Si l’expression de ces gènes ciblés est perturbée, cela pourrait avoir un impact négatif sur le développement de la microglie. Cela pourrait rendre difficile de distinguer si le changement d’expression des gènes ciblés a eu un impact sur le développement de la microglie ou sur la fonction de la microglie adulte.

Cette nouvelle plateforme CRISPR permet ainsi aux scientifiques d’évaluer la fonction des gènes dans la microglie adulte.

Après avoir validé les écrans CRISPR modifiés, les chercheurs ont pu identifier des gènes dans la microglie impliqués dans des processus cellulaires tels que la prolifération, la survie, l’activation d’une réponse immunitaire et la phagocytose.

Par exemple, ils ont identifié des gènes qui modulent phagocytose—le processus cellulaire d’élimination des particules potentiellement toxiques telles que PFN1 et INPP5Dqui ont été impliqués dans des troubles neurodégénératifs.

La microglie réagit de manière adaptative à son environnement local et existe dans un large éventail d’états spécifiques au contexte.

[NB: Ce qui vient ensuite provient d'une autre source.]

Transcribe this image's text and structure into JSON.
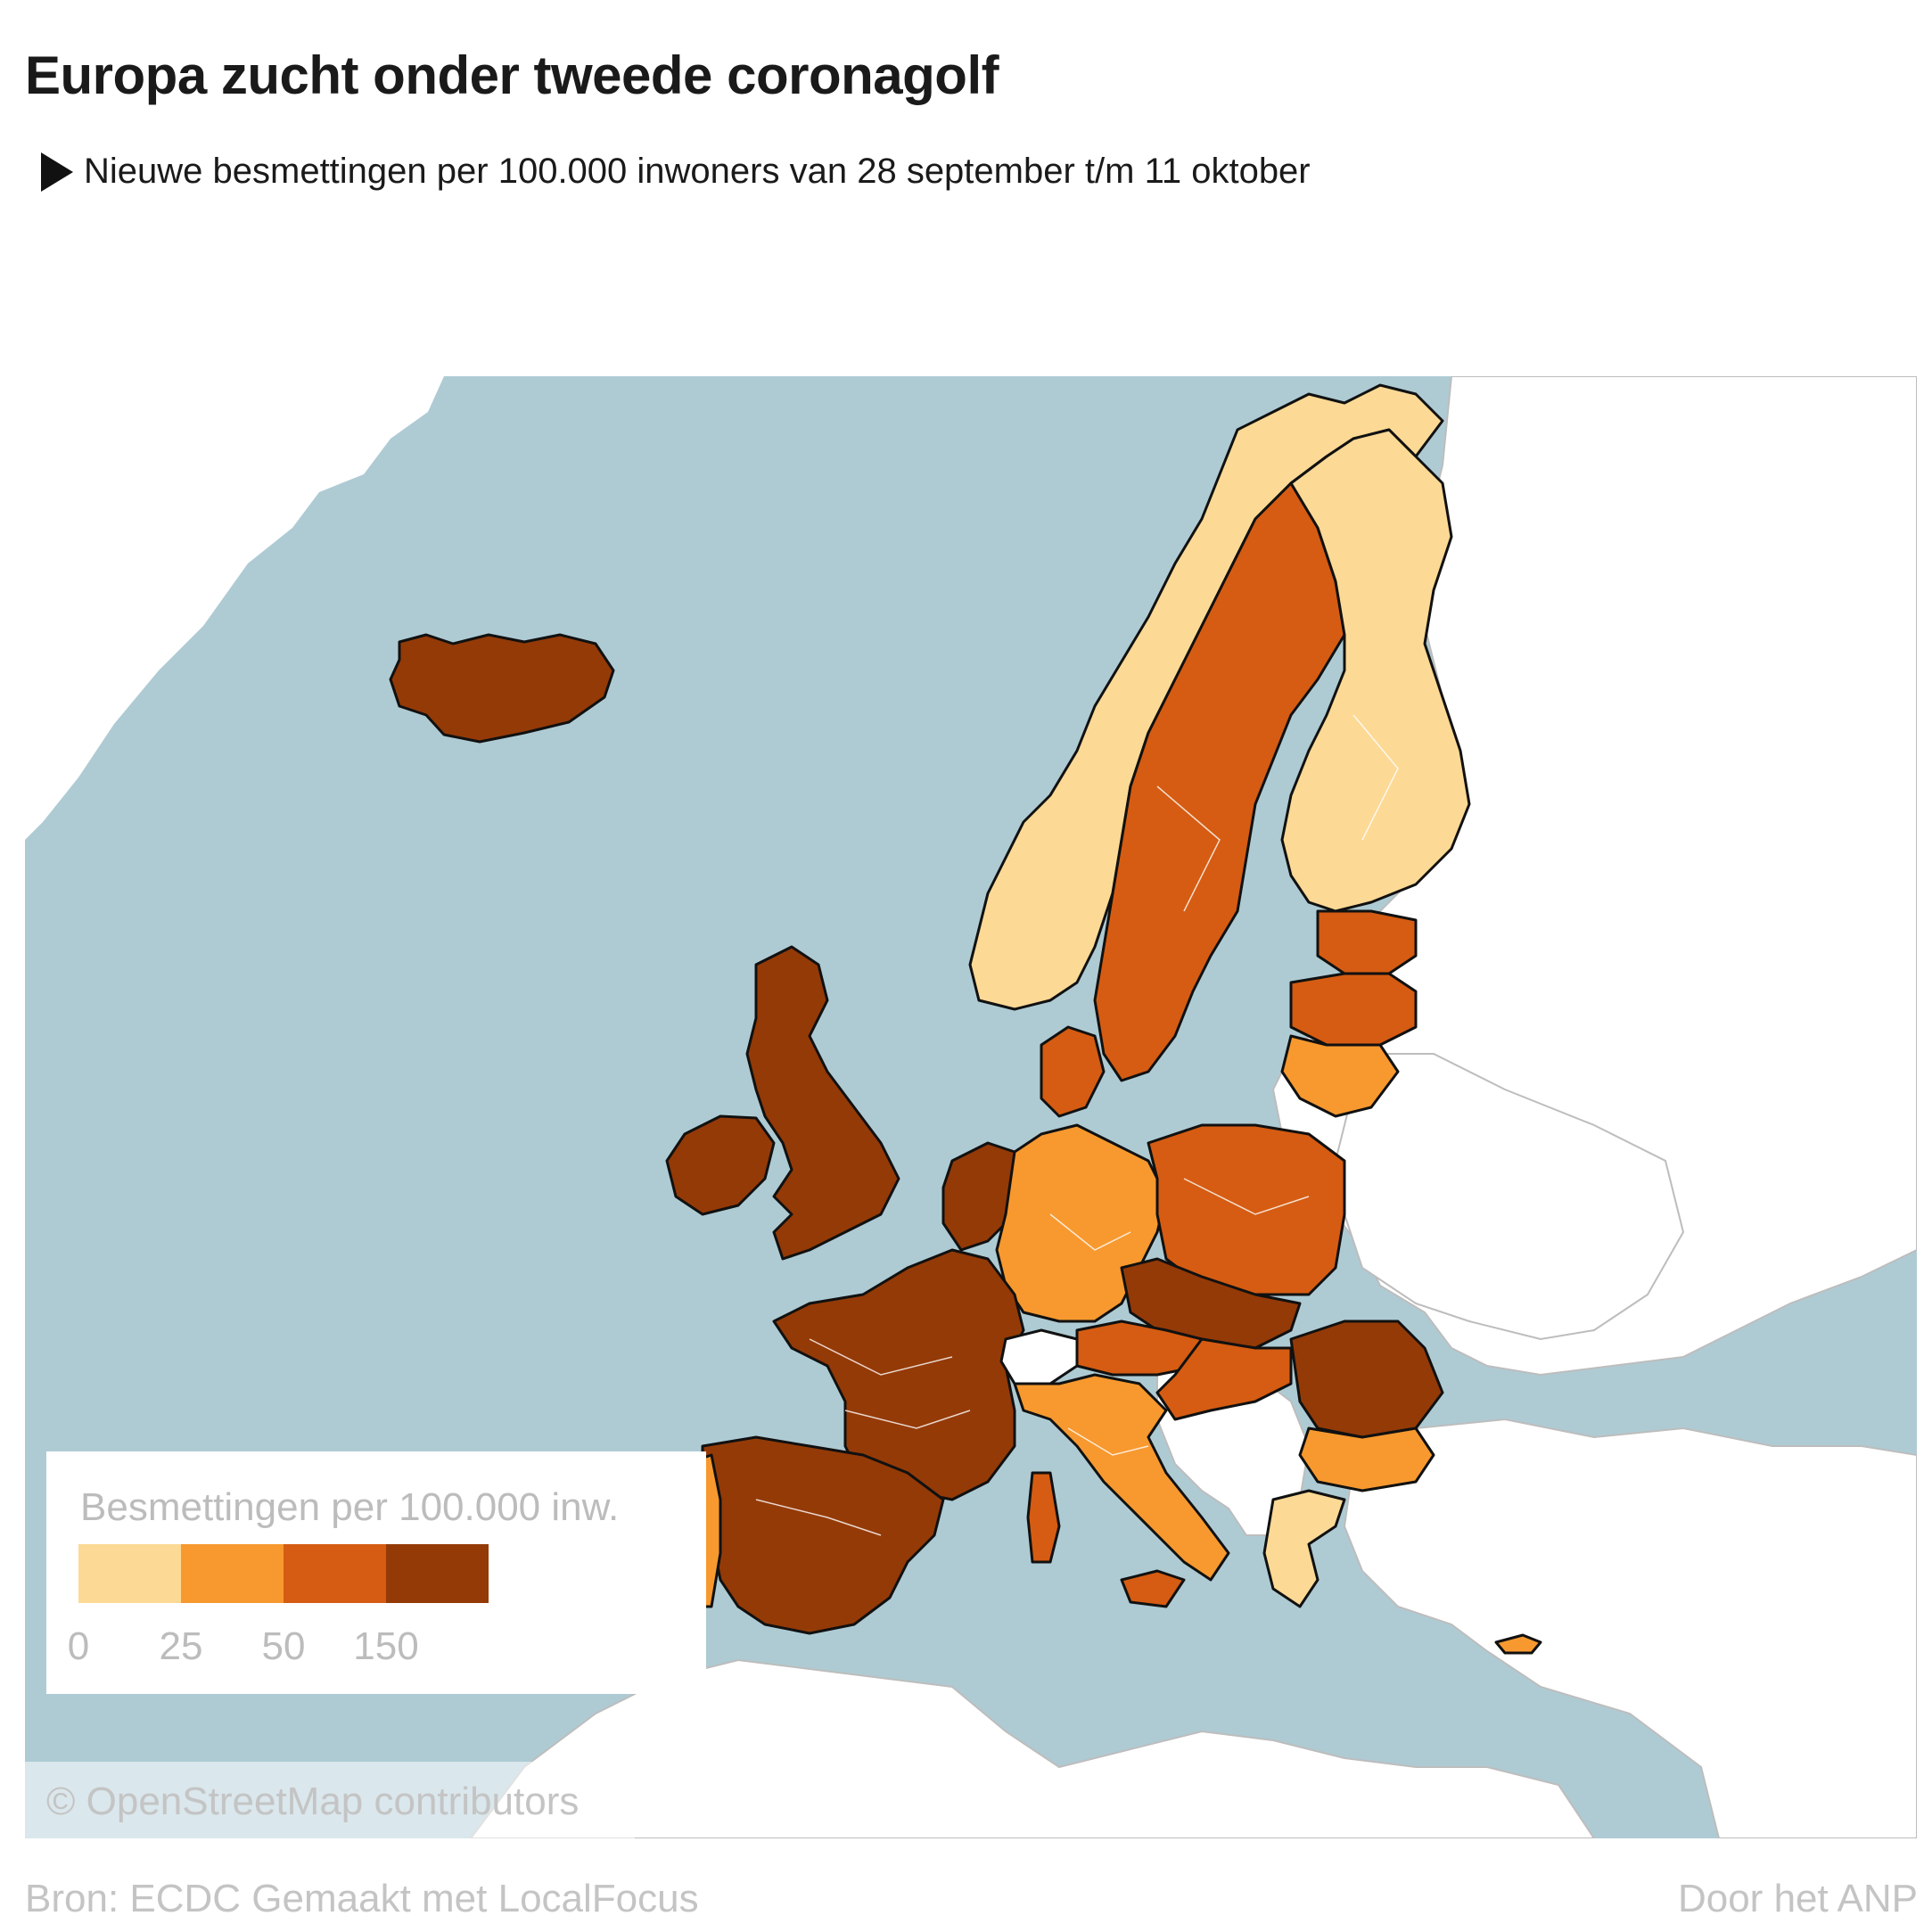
{
  "header": {
    "title": "Europa zucht onder tweede coronagolf",
    "subtitle": "Nieuwe besmettingen per 100.000 inwoners van 28 september t/m 11 oktober"
  },
  "legend": {
    "title": "Besmettingen per 100.000 inw.",
    "ticks": [
      "0",
      "25",
      "50",
      "150"
    ],
    "colors": [
      "#fcd995",
      "#f7992f",
      "#d55c12",
      "#943a07"
    ]
  },
  "map": {
    "sea_color": "#aecbd4",
    "land_color": "#ffffff",
    "border_color": "#111111",
    "regions": [
      {
        "name": "Finland",
        "class": "0-25"
      },
      {
        "name": "Noorwegen",
        "class": "0-25"
      },
      {
        "name": "Zweden",
        "class": "50-150"
      },
      {
        "name": "Estland",
        "class": "50-150"
      },
      {
        "name": "Letland",
        "class": "50-150"
      },
      {
        "name": "Litouwen",
        "class": "25-50"
      },
      {
        "name": "IJsland",
        "class": ">150"
      },
      {
        "name": "Verenigd Koninkrijk",
        "class": ">150"
      },
      {
        "name": "Ierland",
        "class": ">150"
      },
      {
        "name": "Denemarken",
        "class": "50-150"
      },
      {
        "name": "Duitsland",
        "class": "25-50"
      },
      {
        "name": "Polen",
        "class": "50-150"
      },
      {
        "name": "Tsjechië",
        "class": ">150"
      },
      {
        "name": "Frankrijk",
        "class": ">150"
      },
      {
        "name": "Spanje",
        "class": ">150"
      },
      {
        "name": "Portugal",
        "class": "25-50"
      },
      {
        "name": "Italië",
        "class": "25-50"
      },
      {
        "name": "Oostenrijk",
        "class": "50-150"
      },
      {
        "name": "Hongarije",
        "class": "50-150"
      },
      {
        "name": "Roemenië",
        "class": ">150"
      },
      {
        "name": "Bulgarije",
        "class": "25-50"
      },
      {
        "name": "Griekenland",
        "class": "0-25"
      },
      {
        "name": "Cyprus",
        "class": "25-50"
      },
      {
        "name": "Zwitserland",
        "class": "geen data"
      }
    ]
  },
  "attribution": "© OpenStreetMap contributors",
  "footer": {
    "source": "Bron: ECDC  Gemaakt met LocalFocus",
    "credit": "Door het ANP"
  }
}
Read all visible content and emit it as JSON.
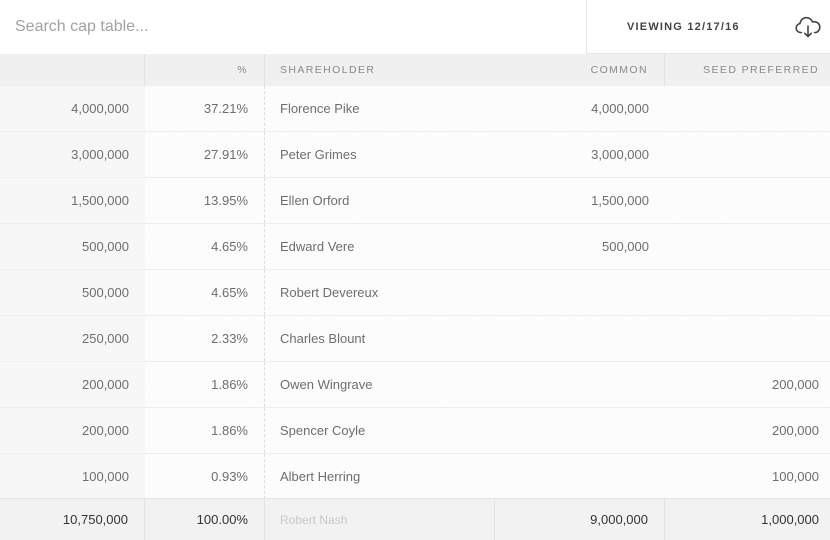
{
  "search": {
    "placeholder": "Search cap table..."
  },
  "viewing": {
    "label": "VIEWING 12/17/16"
  },
  "download": {
    "icon": "cloud-download-icon"
  },
  "columns": [
    "",
    "%",
    "SHAREHOLDER",
    "COMMON",
    "SEED PREFERRED"
  ],
  "rows": [
    {
      "total": "4,000,000",
      "percent": "37.21%",
      "shareholder": "Florence Pike",
      "common": "4,000,000",
      "seed": ""
    },
    {
      "total": "3,000,000",
      "percent": "27.91%",
      "shareholder": "Peter Grimes",
      "common": "3,000,000",
      "seed": ""
    },
    {
      "total": "1,500,000",
      "percent": "13.95%",
      "shareholder": "Ellen Orford",
      "common": "1,500,000",
      "seed": ""
    },
    {
      "total": "500,000",
      "percent": "4.65%",
      "shareholder": "Edward Vere",
      "common": "500,000",
      "seed": ""
    },
    {
      "total": "500,000",
      "percent": "4.65%",
      "shareholder": "Robert Devereux",
      "common": "",
      "seed": ""
    },
    {
      "total": "250,000",
      "percent": "2.33%",
      "shareholder": "Charles Blount",
      "common": "",
      "seed": ""
    },
    {
      "total": "200,000",
      "percent": "1.86%",
      "shareholder": "Owen Wingrave",
      "common": "",
      "seed": "200,000"
    },
    {
      "total": "200,000",
      "percent": "1.86%",
      "shareholder": "Spencer Coyle",
      "common": "",
      "seed": "200,000"
    },
    {
      "total": "100,000",
      "percent": "0.93%",
      "shareholder": "Albert Herring",
      "common": "",
      "seed": "100,000"
    }
  ],
  "footer": {
    "total": "10,750,000",
    "percent": "100.00%",
    "shareholder": "Robert Nash",
    "common": "9,000,000",
    "seed": "1,000,000"
  }
}
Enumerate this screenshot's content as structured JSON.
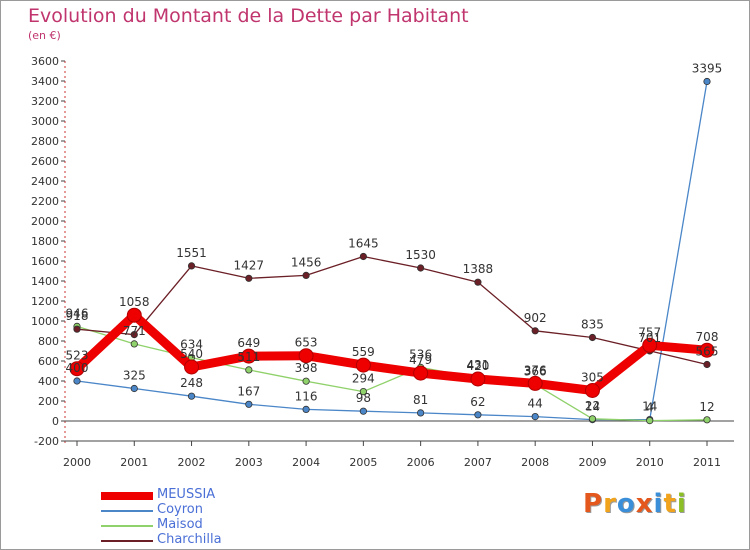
{
  "title": "Evolution du Montant de la Dette par Habitant",
  "subtitle": "(en €)",
  "logo": {
    "text": "Proxiti",
    "colors": [
      "#e4571d",
      "#f1a31c",
      "#3a8fd8",
      "#e4571d",
      "#3a8fd8",
      "#f1a31c",
      "#8cbf26"
    ]
  },
  "chart_data": {
    "type": "line",
    "title": "Evolution du Montant de la Dette par Habitant",
    "subtitle": "(en €)",
    "x": [
      "2000",
      "2001",
      "2002",
      "2003",
      "2004",
      "2005",
      "2006",
      "2007",
      "2008",
      "2009",
      "2010",
      "2011"
    ],
    "ylim": [
      -200,
      3600
    ],
    "yticks": [
      -200,
      0,
      200,
      400,
      600,
      800,
      1000,
      1200,
      1400,
      1600,
      1800,
      2000,
      2200,
      2400,
      2600,
      2800,
      3000,
      3200,
      3400,
      3600
    ],
    "grid": false,
    "legend_position": "bottom-left",
    "series": [
      {
        "name": "MEUSSIA",
        "color": "#ee0000",
        "values": [
          523,
          1058,
          540,
          649,
          653,
          559,
          479,
          420,
          376,
          305,
          757,
          708
        ]
      },
      {
        "name": "Coyron",
        "color": "#4a86c8",
        "values": [
          400,
          325,
          248,
          167,
          116,
          98,
          81,
          62,
          44,
          14,
          14,
          3395
        ]
      },
      {
        "name": "Maisod",
        "color": "#8fd16a",
        "values": [
          946,
          771,
          634,
          511,
          398,
          294,
          536,
          431,
          366,
          22,
          4,
          12
        ]
      },
      {
        "name": "Charchilla",
        "color": "#6b1f26",
        "values": [
          918,
          864,
          1551,
          1427,
          1456,
          1645,
          1530,
          1388,
          902,
          835,
          701,
          565
        ]
      }
    ],
    "data_labels": {
      "MEUSSIA": [
        "523",
        "1058",
        "540",
        "649",
        "653",
        "559",
        "479",
        "420",
        "376",
        "305",
        "757",
        "708"
      ],
      "Coyron": [
        "400",
        "325",
        "248",
        "167",
        "116",
        "98",
        "81",
        "62",
        "44",
        "14",
        "14",
        "3395"
      ],
      "Maisod": [
        "946",
        "771",
        "634",
        "511",
        "398",
        "294",
        "536",
        "431",
        "366",
        "22",
        "4",
        "12"
      ],
      "Charchilla": [
        "918",
        "",
        "1551",
        "1427",
        "1456",
        "1645",
        "1530",
        "1388",
        "902",
        "835",
        "701",
        "565"
      ]
    }
  }
}
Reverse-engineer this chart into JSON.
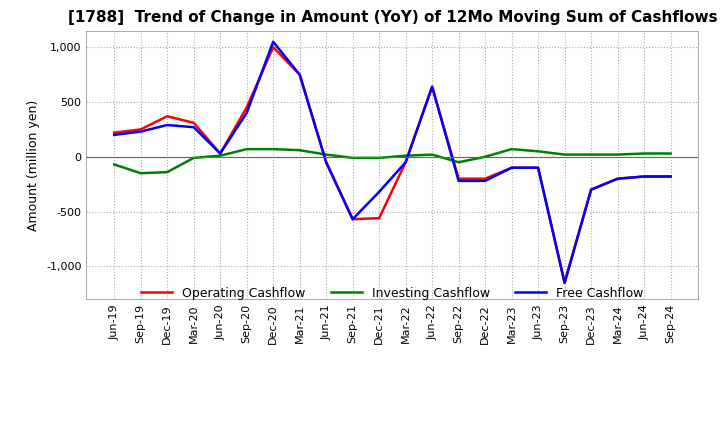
{
  "title": "[1788]  Trend of Change in Amount (YoY) of 12Mo Moving Sum of Cashflows",
  "ylabel": "Amount (million yen)",
  "ylim": [
    -1300,
    1150
  ],
  "yticks": [
    -1000,
    -500,
    0,
    500,
    1000
  ],
  "x_labels": [
    "Jun-19",
    "Sep-19",
    "Dec-19",
    "Mar-20",
    "Jun-20",
    "Sep-20",
    "Dec-20",
    "Mar-21",
    "Jun-21",
    "Sep-21",
    "Dec-21",
    "Mar-22",
    "Jun-22",
    "Sep-22",
    "Dec-22",
    "Mar-23",
    "Jun-23",
    "Sep-23",
    "Dec-23",
    "Mar-24",
    "Jun-24",
    "Sep-24"
  ],
  "operating_cashflow": [
    220,
    250,
    370,
    310,
    30,
    450,
    1000,
    750,
    -50,
    -570,
    -560,
    -50,
    640,
    -200,
    -200,
    -100,
    -100,
    -1150,
    -300,
    -200,
    -180,
    -180
  ],
  "investing_cashflow": [
    -70,
    -150,
    -140,
    -10,
    10,
    70,
    70,
    60,
    20,
    -10,
    -10,
    10,
    20,
    -50,
    0,
    70,
    50,
    20,
    20,
    20,
    30,
    30
  ],
  "free_cashflow": [
    200,
    230,
    290,
    270,
    30,
    400,
    1050,
    750,
    -50,
    -570,
    -320,
    -50,
    640,
    -220,
    -220,
    -100,
    -100,
    -1150,
    -300,
    -200,
    -180,
    -180
  ],
  "operating_color": "#ff0000",
  "investing_color": "#008000",
  "free_color": "#0000ff",
  "bg_color": "#ffffff",
  "grid_color": "#aaaaaa",
  "title_fontsize": 11,
  "legend_labels": [
    "Operating Cashflow",
    "Investing Cashflow",
    "Free Cashflow"
  ]
}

Chaque état microglial, tel qu’un état pathologique, un état sain ou l’état produisant une réponse immunitaire, est caractérisé par un profil d’expression génique spécifique.

Remettre les cellules sur la bonne voie

Les chercheurs ont utilisé le séquençage de l’ARN au niveau de la cellule unique pour caractériser différents états microgliaux.

Sur la base des différences dans les profils d’expression génique, les chercheurs ont pu caractériser neuf états microgliaux distincts.

Par exemple, l’un des états fonctionnels était caractérisé par l’expression accrue de la SPP1 gène qui est régulé positivement dans la microglie dans la MA et d’autres conditions neurodégénératives.

De plus, en inhibant l’expression de gènes grâce à la plateforme CRISPR, les chercheurs ont pu identifier des gènes régulant l’adoption de ces états fonctionnels.

Par exemple, les chercheurs ont découvert que la régulation négative du récepteur du facteur 1 stimulant les colonies (CSF1R) utilisant la plateforme CRISPR a réduit le nombre de cellules exprimant des niveaux élevés du SPP1 gène.

Les scientifiques ont observé une réduction similaire du nombre de microglies dans l’état pathologique SPP1 lors de l’utilisation d’un médicament qui inhibe la protéine CSF1R. Ainsi, en ciblant les gènes – ou les protéines codées par ces gènes – qui régulent l’état pathologique, les scientifiques pourraient ramener la microglie à un état sain.

Ces découvertes montrent que cette plateforme basée sur CRISPR pourrait être utilisée pour identifier les gènes qui régulent les états microgliaux associés aux conditions neurodégénératives. Cela pourrait ensuite aider les scientifiques à développer des traitements ciblant ces gènes ou les produits géniques.

« Les écrans CRISPR dans la microglie humaine ont le potentiel de découvrir des cibles thérapeutiques qui peuvent » reprogrammer « la microglie pour améliorer leurs fonctions bénéfiques et bloquer leur toxicité dans la maladie », a expliqué l’auteur principal de l’étude, Dr Martin Kampmann, professeur à l’Université de Californie, SF.